If you’re going to vote this year, try voting FOR someone you really believe in. If you can’t find that person, write them in. After all, it’s not supposed to be a country of the people, by the people, against the people.”

And maybe I should have just reposted that simpler, slightly more positive view on all this fear and opposition instead of going into detail as I have in this post. After all, 26 people “liked” that post and no one even wrote some snarky counter about how the Green Party and the Libertarians and everyone you could write in are all ISIS agents in disguise.

But I am continually baffled, every day, by how much palpable dripping fear is filling this country. And my best explanation harkens back to another previous examination of fear, this being one about institutions and individuals feeling they have more to lose from the future than they do to gain.

I suppose that this nation, quickly slipping from its brief stand atop the pedestal of human political affairs, is in such a fear mode because we feel that the future is spelling our doom. Despite the mandated rhetoric from all the politicians about America being the best country anyone will ever be able to imagine forever, we all seem to know that we’re not going to be the latest and greatest and biggest and baddest forever. That other nations have surpassed us in quality of life, in economic standing, in education, and nearly in power. And yes, in democratic openness as well. Voter turnout below 50% is not a sign of an engaged and thriving model democracy. And that shortfall isn’t because young millennials want to watch the world burn and would rather play video games than exercise their God-given rights. It’s because of what I posted in the quote above – it’s exhausting to feel like something that should be special and vital and important is simply an exercise in voicing support for the second-worst person in every position.

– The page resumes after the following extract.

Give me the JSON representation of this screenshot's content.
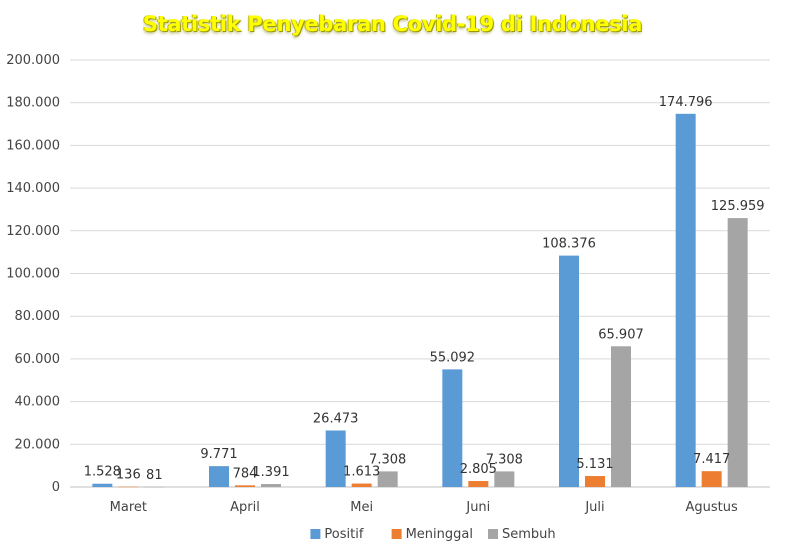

Frankly, it’s exhausting to go through life with this much fear. Fear of decline, fear of dropping standards as a society and as people within it. Fear of the other party, the people who will vote for them or vote for no one or vote for the third party and thus screw things up for your perspective. Fear of apathy, of ebola, of ISIS, of Fox News, of MSNBC.

There were people who had few choices besides fear. They lived in something roughly akin to the so-called state of nature. They ran from saber-toothed tigers and ice floes and had to subsist on giant mammoths with tusks the size of people or they would die. It was cold and they were hungry and they huddled in caves against the dark of the unknown.

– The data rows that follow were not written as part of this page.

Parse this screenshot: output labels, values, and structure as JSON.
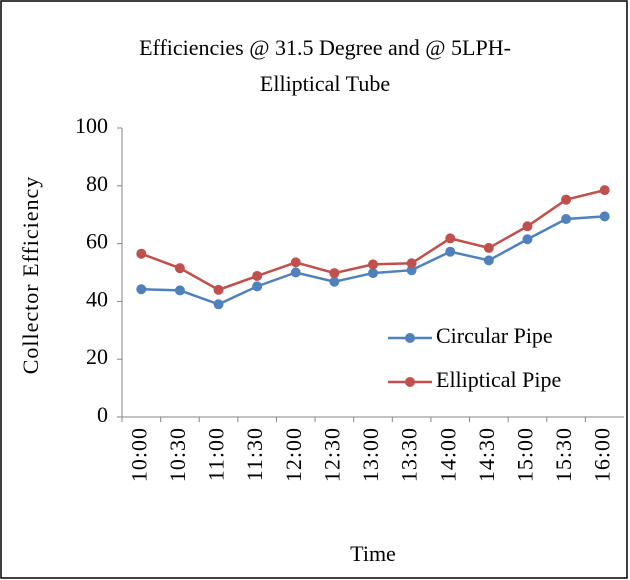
{
  "chart_data": {
    "type": "line",
    "title": [
      "Efficiencies @ 31.5 Degree and @ 5LPH-",
      "Elliptical Tube"
    ],
    "x_label": "Time",
    "y_label": "Collector Efficiency",
    "categories": [
      "10:00",
      "10:30",
      "11:00",
      "11:30",
      "12:00",
      "12:30",
      "13:00",
      "13:30",
      "14:00",
      "14:30",
      "15:00",
      "15:30",
      "16:00"
    ],
    "series": [
      {
        "name": "Circular Pipe",
        "color": "#4f81bd",
        "values": [
          44.2,
          43.8,
          39,
          45.2,
          50,
          46.8,
          49.8,
          50.8,
          57.2,
          54.2,
          61.5,
          68.5,
          69.4
        ]
      },
      {
        "name": "Elliptical Pipe",
        "color": "#c0504d",
        "values": [
          56.5,
          51.5,
          44,
          48.8,
          53.5,
          49.8,
          52.8,
          53.2,
          61.8,
          58.5,
          66,
          75.2,
          78.5
        ]
      }
    ],
    "ylim": [
      0,
      100
    ],
    "yticks": [
      0,
      20,
      40,
      60,
      80,
      100
    ],
    "grid": false,
    "legend": "right"
  }
}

These people had a reasonable right to live in fear, though they confronted it remarkably well or we wouldn’t be here.

So how is that fear governs most of our key decisions when we have, for the most part, a relatively infinite supply of food, clothing, shelter, comfort, distractions, and fulfillment? Why do we live each day like we’re wrestling mammoths and tigers and the Ice Age incarnate?

Why do we vote like that?

I would post my public ballot here as I’ve done in the past, but like I said, Louisiana law kept me out of the vote. You can look at the 2012 and 2008 editions if you want to get a sense of how I would be, more or less, casting my votes here today.

If you’re going to vote, do so fearlessly. And if you don’t feel like voting, do that fearlessly too. Yes, it’s a right. A defining characteristic of a right is the option to choose not to exercise it. And that choice beats the pants off of voting out of fear.